By Grant Smith and Alex Longley
West Texas Intermediate futures fell 0.9% on Tuesday, yet prices are still up 35% this year as OPEC and its allies cut production and a trade deal between Washington and Beijing neared. With hedge funds’ net-bullish bets at a seven-month high, even protesters storming the American embassy in Iraq, OPEC’s second biggest producer, couldn’t support prices on the final trading day of the year.
The “speculative position is the largest net long position since May, and it appears that a certain percentage are bailing today despite rather bullish fundamentals dominating the tape,” said Bob Yawger, at Mizuho Securities USA.
Prices initially picked up on Tuesday as dozens of Iraqi militiamen and their supporters stormed the U.S. Embassy complex in Baghdad to vent their rage over deadly American airstrikes against an Iranian-backed force.
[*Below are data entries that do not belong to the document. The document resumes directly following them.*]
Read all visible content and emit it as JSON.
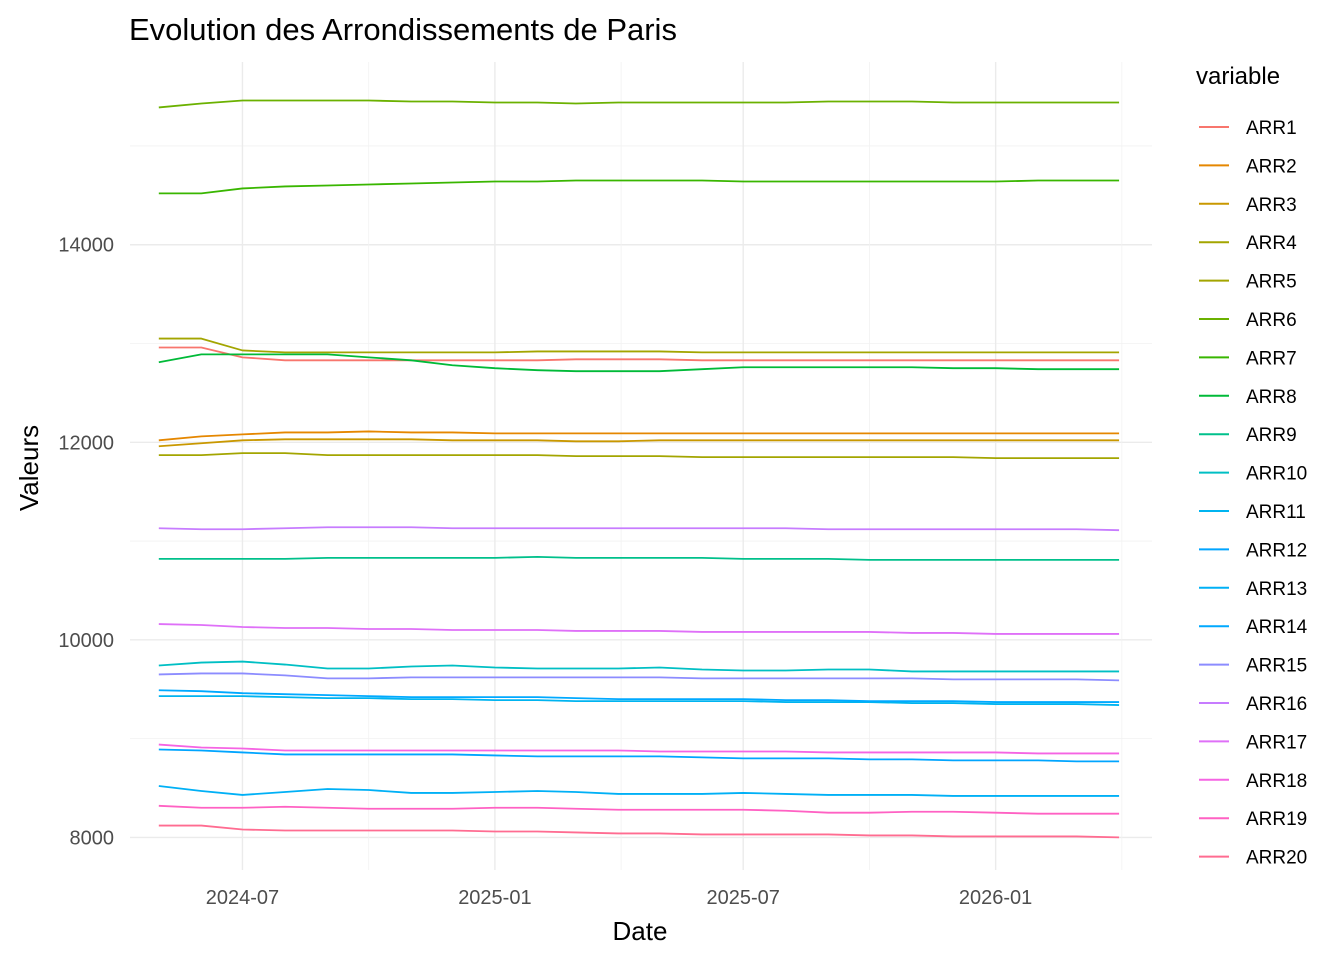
{
  "chart_data": {
    "type": "line",
    "title": "Evolution des Arrondissements de Paris",
    "xlabel": "Date",
    "ylabel": "Valeurs",
    "legend_title": "variable",
    "legend_position": "right",
    "grid": true,
    "x_ticks": [
      "2024-07",
      "2025-01",
      "2025-07",
      "2026-01"
    ],
    "y_ticks": [
      "8000",
      "10000",
      "12000",
      "14000"
    ],
    "xlim": [
      "2024-04-10",
      "2026-04-25"
    ],
    "ylim": [
      7670,
      15850
    ],
    "x": [
      "2024-05-01",
      "2024-06-01",
      "2024-07-01",
      "2024-08-01",
      "2024-09-01",
      "2024-10-01",
      "2024-11-01",
      "2024-12-01",
      "2025-01-01",
      "2025-02-01",
      "2025-03-01",
      "2025-04-01",
      "2025-05-01",
      "2025-06-01",
      "2025-07-01",
      "2025-08-01",
      "2025-09-01",
      "2025-10-01",
      "2025-11-01",
      "2025-12-01",
      "2026-01-01",
      "2026-02-01",
      "2026-03-01",
      "2026-04-01"
    ],
    "series": [
      {
        "name": "ARR1",
        "color": "#F8766D",
        "values": [
          12960,
          12960,
          12860,
          12830,
          12830,
          12830,
          12830,
          12830,
          12830,
          12830,
          12840,
          12840,
          12840,
          12830,
          12830,
          12830,
          12830,
          12830,
          12830,
          12830,
          12830,
          12830,
          12830,
          12830
        ]
      },
      {
        "name": "ARR2",
        "color": "#E58700",
        "values": [
          12020,
          12060,
          12080,
          12100,
          12100,
          12110,
          12100,
          12100,
          12090,
          12090,
          12090,
          12090,
          12090,
          12090,
          12090,
          12090,
          12090,
          12090,
          12090,
          12090,
          12090,
          12090,
          12090,
          12090
        ]
      },
      {
        "name": "ARR3",
        "color": "#C99800",
        "values": [
          11960,
          11990,
          12020,
          12030,
          12030,
          12030,
          12030,
          12020,
          12020,
          12020,
          12010,
          12010,
          12020,
          12020,
          12020,
          12020,
          12020,
          12020,
          12020,
          12020,
          12020,
          12020,
          12020,
          12020
        ]
      },
      {
        "name": "ARR4",
        "color": "#A3A500",
        "values": [
          13050,
          13050,
          12930,
          12910,
          12910,
          12910,
          12910,
          12910,
          12910,
          12920,
          12920,
          12920,
          12920,
          12910,
          12910,
          12910,
          12910,
          12910,
          12910,
          12910,
          12910,
          12910,
          12910,
          12910
        ]
      },
      {
        "name": "ARR5",
        "color": "#A3A500",
        "values": [
          11870,
          11870,
          11890,
          11890,
          11870,
          11870,
          11870,
          11870,
          11870,
          11870,
          11860,
          11860,
          11860,
          11850,
          11850,
          11850,
          11850,
          11850,
          11850,
          11850,
          11840,
          11840,
          11840,
          11840
        ]
      },
      {
        "name": "ARR6",
        "color": "#6BB100",
        "values": [
          15390,
          15430,
          15460,
          15460,
          15460,
          15460,
          15450,
          15450,
          15440,
          15440,
          15430,
          15440,
          15440,
          15440,
          15440,
          15440,
          15450,
          15450,
          15450,
          15440,
          15440,
          15440,
          15440,
          15440
        ]
      },
      {
        "name": "ARR7",
        "color": "#39B600",
        "values": [
          14520,
          14520,
          14570,
          14590,
          14600,
          14610,
          14620,
          14630,
          14640,
          14640,
          14650,
          14650,
          14650,
          14650,
          14640,
          14640,
          14640,
          14640,
          14640,
          14640,
          14640,
          14650,
          14650,
          14650
        ]
      },
      {
        "name": "ARR8",
        "color": "#00BA38",
        "values": [
          12810,
          12890,
          12890,
          12890,
          12890,
          12860,
          12830,
          12780,
          12750,
          12730,
          12720,
          12720,
          12720,
          12740,
          12760,
          12760,
          12760,
          12760,
          12760,
          12750,
          12750,
          12740,
          12740,
          12740
        ]
      },
      {
        "name": "ARR9",
        "color": "#00C08B",
        "values": [
          10820,
          10820,
          10820,
          10820,
          10830,
          10830,
          10830,
          10830,
          10830,
          10840,
          10830,
          10830,
          10830,
          10830,
          10820,
          10820,
          10820,
          10810,
          10810,
          10810,
          10810,
          10810,
          10810,
          10810
        ]
      },
      {
        "name": "ARR10",
        "color": "#00BFC4",
        "values": [
          9740,
          9770,
          9780,
          9750,
          9710,
          9710,
          9730,
          9740,
          9720,
          9710,
          9710,
          9710,
          9720,
          9700,
          9690,
          9690,
          9700,
          9700,
          9680,
          9680,
          9680,
          9680,
          9680,
          9680
        ]
      },
      {
        "name": "ARR11",
        "color": "#00B4F0",
        "values": [
          9430,
          9430,
          9430,
          9420,
          9410,
          9410,
          9400,
          9400,
          9390,
          9390,
          9380,
          9380,
          9380,
          9380,
          9380,
          9370,
          9370,
          9370,
          9360,
          9360,
          9350,
          9350,
          9350,
          9340
        ]
      },
      {
        "name": "ARR12",
        "color": "#00A5FF",
        "values": [
          8890,
          8880,
          8860,
          8840,
          8840,
          8840,
          8840,
          8840,
          8830,
          8820,
          8820,
          8820,
          8820,
          8810,
          8800,
          8800,
          8800,
          8790,
          8790,
          8780,
          8780,
          8780,
          8770,
          8770
        ]
      },
      {
        "name": "ARR13",
        "color": "#00B0F6",
        "values": [
          8520,
          8470,
          8430,
          8460,
          8490,
          8480,
          8450,
          8450,
          8460,
          8470,
          8460,
          8440,
          8440,
          8440,
          8450,
          8440,
          8430,
          8430,
          8430,
          8420,
          8420,
          8420,
          8420,
          8420
        ]
      },
      {
        "name": "ARR14",
        "color": "#00A9FF",
        "values": [
          9490,
          9480,
          9460,
          9450,
          9440,
          9430,
          9420,
          9420,
          9420,
          9420,
          9410,
          9400,
          9400,
          9400,
          9400,
          9390,
          9390,
          9380,
          9380,
          9380,
          9370,
          9370,
          9370,
          9370
        ]
      },
      {
        "name": "ARR15",
        "color": "#8C8CFF",
        "values": [
          9650,
          9660,
          9660,
          9640,
          9610,
          9610,
          9620,
          9620,
          9620,
          9620,
          9620,
          9620,
          9620,
          9610,
          9610,
          9610,
          9610,
          9610,
          9610,
          9600,
          9600,
          9600,
          9600,
          9590
        ]
      },
      {
        "name": "ARR16",
        "color": "#C77CFF",
        "values": [
          11130,
          11120,
          11120,
          11130,
          11140,
          11140,
          11140,
          11130,
          11130,
          11130,
          11130,
          11130,
          11130,
          11130,
          11130,
          11130,
          11120,
          11120,
          11120,
          11120,
          11120,
          11120,
          11120,
          11110
        ]
      },
      {
        "name": "ARR17",
        "color": "#DF70F8",
        "values": [
          10160,
          10150,
          10130,
          10120,
          10120,
          10110,
          10110,
          10100,
          10100,
          10100,
          10090,
          10090,
          10090,
          10080,
          10080,
          10080,
          10080,
          10080,
          10070,
          10070,
          10060,
          10060,
          10060,
          10060
        ]
      },
      {
        "name": "ARR18",
        "color": "#F564E3",
        "values": [
          8940,
          8910,
          8900,
          8880,
          8880,
          8880,
          8880,
          8880,
          8880,
          8880,
          8880,
          8880,
          8870,
          8870,
          8870,
          8870,
          8860,
          8860,
          8860,
          8860,
          8860,
          8850,
          8850,
          8850
        ]
      },
      {
        "name": "ARR19",
        "color": "#FF61C3",
        "values": [
          8320,
          8300,
          8300,
          8310,
          8300,
          8290,
          8290,
          8290,
          8300,
          8300,
          8290,
          8280,
          8280,
          8280,
          8280,
          8270,
          8250,
          8250,
          8260,
          8260,
          8250,
          8240,
          8240,
          8240
        ]
      },
      {
        "name": "ARR20",
        "color": "#FF6C91",
        "values": [
          8120,
          8120,
          8080,
          8070,
          8070,
          8070,
          8070,
          8070,
          8060,
          8060,
          8050,
          8040,
          8040,
          8030,
          8030,
          8030,
          8030,
          8020,
          8020,
          8010,
          8010,
          8010,
          8010,
          8000
        ]
      }
    ]
  }
}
President Donald Trump blamed Iran for organizing the demonstration. Prices then sank after Sky News reported the protesters had been removed from the compound.
The U.S. had launched air strikes on five bases in Iraq and Syria used by an Iranian-backed militia as a warning to Tehran over its aggressive moves in the region, the State Department said. The attack heightened concerns of destabilization in Iraq, which pumps nearly 5 million barrels of oil each day, or roughly 5% of global supplies. Iran, which the U.S. blamed for September’s strike on Saudi Arabia and earlier attacks on oil tankers, said this week that it detained a ship carrying smuggled fuel near the Strait of Hormuz.
WTI for February delivery was 56 cents lower at $61.12 a barrel on the New York Mercantile Exchange as of 8:40 a.m. local time. Prices have advanced by about $16 a barrel this year.
Brent for March settlement fell 55 cents to $66.12 a barrel on London’s ICE Futures Europe exchange. Front-month prices are up about 23% this year, also set for the biggest annual gain since 2016. The global benchmark crude was trading at a $5.22 premium to WTI for the same month on Tuesday.
See also: Commodities Set for Best Year Since 2016 as Trade Worries Ebb
Oil markets have faced a tumultuous year, with much of WTI’s gains coming in its first few weeks. Prices saw their steepest one-day loss in four years on Aug. 1 after President Trump threatened to impose more tariffs on China, then soared the most in more than a decade in September when key oil facilities in Saudi Arabia were disabled in a missile attack.
“The U.S.-China trade war was in the driver’s seat when we entered 2019 and remains there as we exit the year,” said Vandana Hari, founder of industry consultant Vanda Insights in Singapore.
In 2020, oil prices are likely to remain in check as OPEC+ production cuts are offset by higher output from other countries and a mixed outlook for demand, analyst forecasts show. Nevertheless, prices are seen climbing in the middle of the year amid stronger emerging-market consumption.